Science only forms businesses which it believes can reach a minimum of a $100 million valuation and has been quick to shut down those which appear unlikely to do so. For example, it tried to launch a vitamin subscription company, but found the cost of customer acquisition to be too great in the face of competition from GNC, et al and never launched the business. And while several of its businesses are making progress toward that benchmark, the firm has thus far turned down four opportunities to sell at multiple times their original investment, Jones says.

Jones, who was formerly CEO of MySpace in its troubled latter years, is quick to point out that Science has yet to realize any returns. “We will be very celebratory when we see the market reward us for this effort,” he says. “But currently, we are still heads down focused on building and executing.”

In addition to building its portfolio of startups, Science has built an in-house platform of audience development and business analytics tools that it uses to manage and grow each business. Jones believes that these tools give his companies an advantage when competing against other startups, and give his team the ability to manage a growing portfolio of businesses.

Science doesn’t do follow-on investing, something that won’t change with the new infusion of capital, Jones says. The firm often puts in several hundred thousand dollars or more at the beginning and is typically the first money into a company. For this it gets anywhere from 20 to as much as 70 percent of a company, depending on the source of the idea, the amount invested, and the stage at which it brings in a management team.

Not much will change going forward for Science, other than its plans to expand into additional categories. The firm’s startups have been largely consumer-facing and heavily ecommerce focused to date. The company has invested in the apparel, food, health, beauty, travel, home, and social categories, as well as created social analytics and ecommerce platform tools for businesses. Jones wouldn’t specify future areas of interest, but his founding partner Peter Pham has indicated in the past that more business-facing products would be in the works.

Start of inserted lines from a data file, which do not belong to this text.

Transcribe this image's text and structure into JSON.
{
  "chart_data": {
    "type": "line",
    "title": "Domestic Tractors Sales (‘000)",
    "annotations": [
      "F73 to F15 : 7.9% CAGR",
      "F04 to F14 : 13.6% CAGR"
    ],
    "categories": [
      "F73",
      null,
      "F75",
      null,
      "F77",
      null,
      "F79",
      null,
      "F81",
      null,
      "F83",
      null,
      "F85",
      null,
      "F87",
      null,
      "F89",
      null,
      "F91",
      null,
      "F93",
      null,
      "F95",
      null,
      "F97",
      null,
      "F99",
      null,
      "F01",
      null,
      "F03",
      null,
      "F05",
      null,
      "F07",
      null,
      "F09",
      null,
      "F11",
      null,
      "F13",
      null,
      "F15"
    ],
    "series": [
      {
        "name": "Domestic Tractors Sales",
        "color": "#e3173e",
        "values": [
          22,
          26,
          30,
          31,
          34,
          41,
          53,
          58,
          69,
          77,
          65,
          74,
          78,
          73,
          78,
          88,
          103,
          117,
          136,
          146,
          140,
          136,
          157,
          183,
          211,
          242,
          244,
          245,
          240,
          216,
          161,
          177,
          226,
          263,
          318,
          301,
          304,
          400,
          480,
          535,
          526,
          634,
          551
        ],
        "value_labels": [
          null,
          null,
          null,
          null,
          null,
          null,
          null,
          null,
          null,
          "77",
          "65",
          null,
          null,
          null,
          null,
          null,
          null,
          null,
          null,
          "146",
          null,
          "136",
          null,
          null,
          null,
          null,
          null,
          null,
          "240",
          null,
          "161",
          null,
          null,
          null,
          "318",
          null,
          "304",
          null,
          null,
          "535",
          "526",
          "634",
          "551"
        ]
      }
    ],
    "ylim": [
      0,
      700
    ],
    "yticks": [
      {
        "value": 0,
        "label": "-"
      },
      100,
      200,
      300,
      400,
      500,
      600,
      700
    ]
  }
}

Science’s initial investors include Eric Schmidt’s Tomorrow Ventures, Rustic Canyon Partners, White Star Capital, The Social+Capital Partnership, Jean-Marie Messier, Philippe Camus, Jonathan Miller, and Dennis Phelps. Hearst’s George Kliavkoff will join Science’s board of directors as part of the latest financing round. Kliavkoff joins Rustic Canyon’s Nate Redmond and White Star’s Eric Martineau on the board, with the latter transitioning to the role of a board observer.

In total, Jones believes that Science has created more than 200 jobs in Los Angeles, a market on which the CEO is particularly bullish. These jobs include everything from engineering and design, to customer service and manufacturing, and are growing in number daily.

The tech studio currently has 16 in-house employees and Jones regularly warns others interested in duplicating his model of the degree of difficulty. “We underestimated the amount of resources that would be needed to support this level of business,” Jones says, despite pointing out that several of its in-house portfolio services units are profitable and returning capital to the parent. “These aren’t junior people we have on the team. These are senior experts in their respective fields – asset managers, experts in operations, finance, and legal, brands builders.”